News from France in 1789 of the storming of the Bastille set in motion revolution in Saint-Domingue and pitted whites (grands blancs and petits blancs) against black slaves and mulatto freedmen led by Toussaint L’Overture demanding liberty and equality. When in 1793 the Jacobin Léger-Félicité Sonthonax was dispatched to administer the colony, Belley-Mar, now a middle-aged officer, joined him in crushing a rebellion of the whites and opposing L’Overture. As a reward for his loyalty, Belley-Mars was one of three men and the only black person elected to represent the colony at the Convention Nationale in Paris.

As reported in Le Moniteur Officiel, on February 4, 1794, after having their credentials authenicated, the three delegates from Saint-Domingue were welcomed into the hall of the Convention with exuberant applause, hugs, and, as customary in France, kisses on both cheeks. The next morning, Belley-Mars further secured his place in history when he delivered to the Convention a lengthy, emotionally-charged speech which denounced the inhumanity of slavery and demanded its abolition. Carried away by the moment, a white delegate rose to voice his shame and rebuked the nation for the horrors it allowed in the colonies. Then, by acclamation, the Convention voted to end slavery. Belley-Mars, the man of the hour, returned to the rostrum to receive embraces and unrestrained congratulations.

Belley-Mars extented his stay in France, survived the Reign of Terror, and served on the Council of Ancients and the Council of Five Hundred. Before returning home to Haiti in 1797, he posed for a portrait by Anne-Louis Girodet de Roucy-Troison. This portrait, still on display in the chapel of the Palace of Versailles, has best preserved the memory of the former slave and abolitionist leader.

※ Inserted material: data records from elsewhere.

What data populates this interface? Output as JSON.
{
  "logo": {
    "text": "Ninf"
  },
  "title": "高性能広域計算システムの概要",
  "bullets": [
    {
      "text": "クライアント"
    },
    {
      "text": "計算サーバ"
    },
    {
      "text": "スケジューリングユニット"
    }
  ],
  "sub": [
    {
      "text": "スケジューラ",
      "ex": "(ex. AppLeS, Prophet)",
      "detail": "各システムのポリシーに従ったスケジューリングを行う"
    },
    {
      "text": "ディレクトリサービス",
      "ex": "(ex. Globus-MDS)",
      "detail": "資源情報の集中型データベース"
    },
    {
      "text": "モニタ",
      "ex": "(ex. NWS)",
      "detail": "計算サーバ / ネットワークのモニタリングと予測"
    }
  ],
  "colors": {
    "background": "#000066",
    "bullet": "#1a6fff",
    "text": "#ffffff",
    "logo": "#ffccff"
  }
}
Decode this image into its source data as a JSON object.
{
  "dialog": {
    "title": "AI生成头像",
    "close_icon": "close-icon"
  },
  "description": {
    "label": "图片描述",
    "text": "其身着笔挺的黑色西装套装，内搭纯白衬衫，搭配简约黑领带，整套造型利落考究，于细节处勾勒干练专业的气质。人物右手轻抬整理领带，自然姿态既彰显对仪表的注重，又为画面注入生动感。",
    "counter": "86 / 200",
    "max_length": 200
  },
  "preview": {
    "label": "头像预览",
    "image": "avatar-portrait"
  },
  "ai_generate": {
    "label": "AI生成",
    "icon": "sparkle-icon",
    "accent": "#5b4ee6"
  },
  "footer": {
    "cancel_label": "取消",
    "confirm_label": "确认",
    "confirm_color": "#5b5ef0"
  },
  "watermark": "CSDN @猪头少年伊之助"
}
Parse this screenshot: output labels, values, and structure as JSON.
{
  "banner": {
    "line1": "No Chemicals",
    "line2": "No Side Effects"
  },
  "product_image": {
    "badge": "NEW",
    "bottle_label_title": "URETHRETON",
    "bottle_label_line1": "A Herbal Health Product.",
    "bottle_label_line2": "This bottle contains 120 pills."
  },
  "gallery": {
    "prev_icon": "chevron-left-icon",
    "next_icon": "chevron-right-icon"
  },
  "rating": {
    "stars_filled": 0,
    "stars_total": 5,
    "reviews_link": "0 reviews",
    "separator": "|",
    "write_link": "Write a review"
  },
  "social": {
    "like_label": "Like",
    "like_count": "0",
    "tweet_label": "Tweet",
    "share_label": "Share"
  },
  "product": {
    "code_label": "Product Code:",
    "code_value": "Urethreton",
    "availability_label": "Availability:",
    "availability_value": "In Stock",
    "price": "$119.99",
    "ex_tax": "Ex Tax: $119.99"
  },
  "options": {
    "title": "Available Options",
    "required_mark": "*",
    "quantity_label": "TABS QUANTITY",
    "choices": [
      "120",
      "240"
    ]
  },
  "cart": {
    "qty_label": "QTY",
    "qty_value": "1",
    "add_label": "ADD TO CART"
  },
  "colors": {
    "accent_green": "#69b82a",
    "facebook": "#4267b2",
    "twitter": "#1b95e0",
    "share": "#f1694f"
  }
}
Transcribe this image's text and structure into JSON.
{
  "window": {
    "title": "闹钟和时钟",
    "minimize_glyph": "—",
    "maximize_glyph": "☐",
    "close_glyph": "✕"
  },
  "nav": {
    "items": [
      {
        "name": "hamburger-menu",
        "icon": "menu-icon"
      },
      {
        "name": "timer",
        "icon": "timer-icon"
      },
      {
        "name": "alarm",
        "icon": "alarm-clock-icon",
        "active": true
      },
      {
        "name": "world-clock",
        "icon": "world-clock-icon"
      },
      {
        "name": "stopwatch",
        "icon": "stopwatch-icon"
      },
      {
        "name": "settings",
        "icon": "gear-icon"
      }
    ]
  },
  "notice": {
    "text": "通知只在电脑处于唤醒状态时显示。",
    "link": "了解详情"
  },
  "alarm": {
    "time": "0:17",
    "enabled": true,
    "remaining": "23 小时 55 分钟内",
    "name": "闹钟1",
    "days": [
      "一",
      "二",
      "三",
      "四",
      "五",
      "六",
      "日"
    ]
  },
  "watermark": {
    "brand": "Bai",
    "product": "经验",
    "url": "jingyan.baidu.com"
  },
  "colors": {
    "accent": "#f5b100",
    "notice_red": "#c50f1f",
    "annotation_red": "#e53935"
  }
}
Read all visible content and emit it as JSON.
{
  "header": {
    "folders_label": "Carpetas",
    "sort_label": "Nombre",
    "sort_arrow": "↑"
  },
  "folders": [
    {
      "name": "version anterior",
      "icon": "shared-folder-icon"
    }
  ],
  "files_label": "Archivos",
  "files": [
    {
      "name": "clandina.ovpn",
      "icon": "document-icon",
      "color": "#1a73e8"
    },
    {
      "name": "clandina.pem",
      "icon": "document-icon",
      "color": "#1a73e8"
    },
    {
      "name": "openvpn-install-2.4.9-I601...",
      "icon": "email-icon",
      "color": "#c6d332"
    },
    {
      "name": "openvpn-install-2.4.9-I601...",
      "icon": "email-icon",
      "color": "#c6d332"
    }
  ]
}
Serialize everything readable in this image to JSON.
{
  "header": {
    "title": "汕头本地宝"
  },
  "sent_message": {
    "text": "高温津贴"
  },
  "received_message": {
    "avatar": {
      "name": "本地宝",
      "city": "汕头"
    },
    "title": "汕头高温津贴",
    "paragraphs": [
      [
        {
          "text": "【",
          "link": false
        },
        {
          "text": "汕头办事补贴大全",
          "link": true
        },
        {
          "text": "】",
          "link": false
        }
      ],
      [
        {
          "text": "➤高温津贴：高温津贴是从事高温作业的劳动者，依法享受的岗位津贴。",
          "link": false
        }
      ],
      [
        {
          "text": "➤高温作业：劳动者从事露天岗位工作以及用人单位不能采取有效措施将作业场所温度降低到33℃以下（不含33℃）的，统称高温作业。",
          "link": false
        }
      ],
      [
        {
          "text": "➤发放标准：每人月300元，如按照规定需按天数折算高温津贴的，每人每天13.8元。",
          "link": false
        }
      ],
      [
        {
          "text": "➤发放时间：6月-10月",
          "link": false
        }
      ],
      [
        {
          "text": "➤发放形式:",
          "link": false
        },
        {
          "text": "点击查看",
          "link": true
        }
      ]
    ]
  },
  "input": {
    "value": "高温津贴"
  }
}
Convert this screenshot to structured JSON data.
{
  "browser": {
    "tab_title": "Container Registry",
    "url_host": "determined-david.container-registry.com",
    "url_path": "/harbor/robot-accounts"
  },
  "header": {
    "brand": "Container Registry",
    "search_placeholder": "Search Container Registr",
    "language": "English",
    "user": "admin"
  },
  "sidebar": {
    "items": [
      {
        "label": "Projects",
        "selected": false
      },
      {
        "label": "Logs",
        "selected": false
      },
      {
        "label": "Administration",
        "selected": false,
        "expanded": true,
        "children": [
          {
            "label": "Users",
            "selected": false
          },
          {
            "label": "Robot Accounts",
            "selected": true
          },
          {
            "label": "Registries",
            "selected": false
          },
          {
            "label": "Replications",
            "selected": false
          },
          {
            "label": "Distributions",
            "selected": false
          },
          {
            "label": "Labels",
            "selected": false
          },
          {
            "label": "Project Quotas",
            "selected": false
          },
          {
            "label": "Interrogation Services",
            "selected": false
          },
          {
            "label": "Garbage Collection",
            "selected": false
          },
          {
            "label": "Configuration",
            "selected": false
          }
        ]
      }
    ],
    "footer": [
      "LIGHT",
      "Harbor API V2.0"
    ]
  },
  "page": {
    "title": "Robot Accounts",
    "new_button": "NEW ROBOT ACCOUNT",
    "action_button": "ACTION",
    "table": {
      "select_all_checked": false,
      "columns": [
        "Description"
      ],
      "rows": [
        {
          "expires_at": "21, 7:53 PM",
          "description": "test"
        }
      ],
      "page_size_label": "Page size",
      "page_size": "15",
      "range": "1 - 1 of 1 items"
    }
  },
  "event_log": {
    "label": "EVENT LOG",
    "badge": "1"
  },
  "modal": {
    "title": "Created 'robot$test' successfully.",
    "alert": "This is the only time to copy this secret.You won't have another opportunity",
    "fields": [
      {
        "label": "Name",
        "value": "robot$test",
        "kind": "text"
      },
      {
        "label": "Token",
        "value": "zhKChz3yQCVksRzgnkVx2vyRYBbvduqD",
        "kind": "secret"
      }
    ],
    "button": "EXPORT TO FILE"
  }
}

By 1802 when Napoleon Bonaparte sent an army to Saint-Domingue to reestablish slavery and defeat the blacks led by Toussaint L’Ouverture, Belley-Mars, now a constable, was eventually persuaded to oppose the brutal tactics of the French. Because of that opposition, he was forced to return to France, immediately arrested, and imprisoned for at least two years at the notoroius Belle-île Prison. The exact date, place, circumstances, and manner of his death has cannot be determined, but his memory is preserved in a medallion at the Bibliothèque de Nationale de Paris, and his chalk-and-ink portrait sketch by Girodet at the Art Institute of Chicago in Illinois.